To learn about the impact of advanced prostate cancer and treatment on patients’ day-to-day activities, Bayer conducted an online survey of 150 men in four countries (United States, China, Japan, and Germany) who are living with advanced prostate cancer. Of patients surveyed1:
- 84% reported that a treatment’s potential impact on day-to-day activities is important to discuss with their doctor
- 7 out of 10 said that taking care of or playing with their grandchildren or other young family members is important
- Two-thirds who are receiving or have previously received chemotherapy were concerned about the impact chemotherapy would have on their day-to-day life when they started treatment
- The majority said that discussing potential side effects is an important factor in treatment conversations, yet only 60% of those respondents receiving medical treatment said it was part of discussions with their doctors
The survey uncovered an important gap between what some advanced prostate cancer patients surveyed said is important to discuss with their doctor about treatments and what they actually discussed.

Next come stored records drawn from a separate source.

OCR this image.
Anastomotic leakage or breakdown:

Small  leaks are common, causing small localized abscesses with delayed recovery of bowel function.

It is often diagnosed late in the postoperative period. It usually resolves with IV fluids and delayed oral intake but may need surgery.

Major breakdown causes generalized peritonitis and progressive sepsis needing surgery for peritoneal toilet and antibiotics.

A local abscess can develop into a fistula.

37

During Movember, Bayer is sharing experiences from men living with different stages of prostate cancer to raise awareness and educate others who may be impacted by this disease.

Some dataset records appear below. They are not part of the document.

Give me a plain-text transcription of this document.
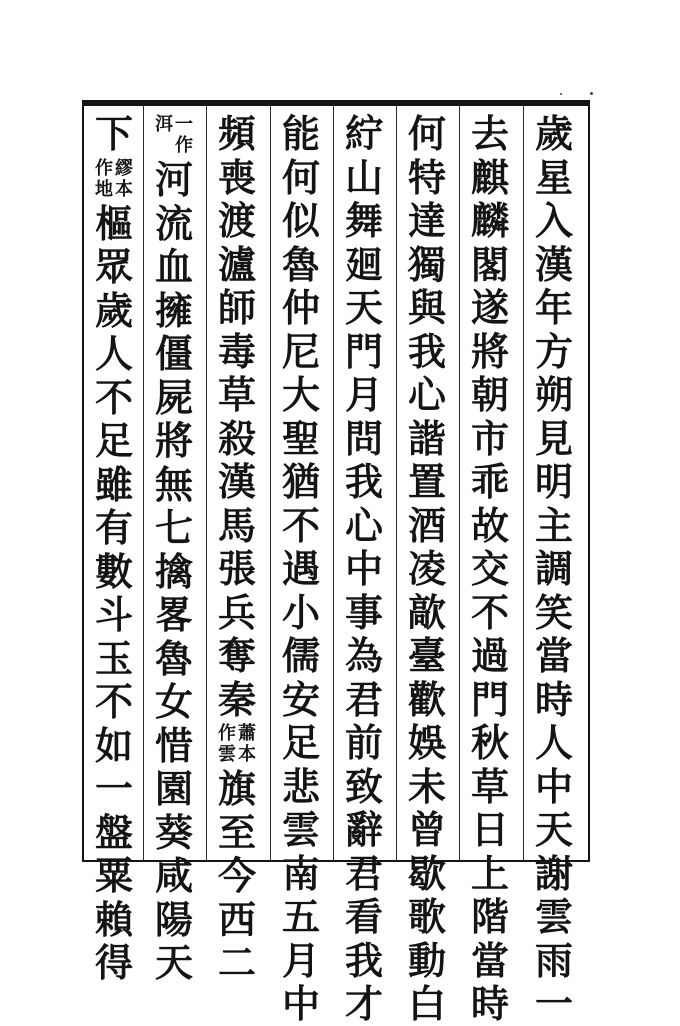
歲
星
入
漢
年
方
朔
見
明
主
調
笑
當
時
人
中
天
謝
雲
雨
一
去
麒
麟
閣
遂
將
朝
市
乖
故
交
不
過
門
秋
草
日
上
階
當
時
何
特
達
獨
與
我
心
諧
置
酒
凌
歊
臺
歡
娛
未
曾
歇
歌
動
白
紵
山
舞
廻
天
門
月
問
我
心
中
事
為
君
前
致
辭
君
看
我
才
能
何
似
魯
仲
尼
大
聖
猶
不
遇
小
儒
安
足
悲
雲
南
五
月
中
頻
喪
渡
瀘
師
毒
草
殺
漢
馬
張
兵
奪
秦
蕭
本
作
雲
旗
至
今
西
二
一
作
洱
河
流
血
擁
僵
屍
將
無
七
擒
畧
魯
女
惜
園
葵
咸
陽
天
下
繆
本
作
地
樞
眾
歲
人
不
足
雖
有
數
斗
玉
不
如
一
盤
粟
賴
得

Hear more from men living with prostate cancer and their caregivers:
- “I’m very active. I play golf once or twice a week. I volunteer at an animal shelter. I like hanging with my granddaughter. I retired on May 4th of 2009 and two weeks later I found out that I was diagnosed with prostate cancer. My only reaction was that I wanted the cancer that was in my body…out.” – Prostate Cancer Patient
- “Prostate cancer, mainly the diagnosis and the treatments, impacts your life. For some more than others, but it has an impact on your life and thus on your quality of life.” – Prostate Cancer Patient
- “I have six children and presently 12 grandchildren – we have a lot of very happy events that occur in any given calendar year. Being around for my family is the most important thing for me.” – Prostate Cancer Patient
- “[Prostate cancer] is a tough thing to live with on a day-to-day basis, knowing that you have this burden and also just the way it makes you maybe feel on certain days. But having a supportive network – family, friends and so on – really made it a lot easier for my dad to go through.” – Loved One of a Prostate Cancer Patient
- “When I was getting my cancer treatment, my wife was there 100% of the time, and she made it doable.” – Prostate Cancer Patient
About the research
On behalf of Bayer, Ipsos interviewed 150 men with advanced prostate cancer (self-reported via survey screening questions). Some questions were filtered by those currently or previously receiving medical treatment (n=129). Surveys were conducted online across China (n=35), Germany (n=30), Japan (n=35) and U.S. (n=50), with respondents aged 18+ years between 20 June and 29 July 2019. Results reflect the responses of survey participants. They are not a representative sample and are indicative in nature. The overall total results are based on country averages across the four countries and each country was weighted equally. Full survey results can be found online.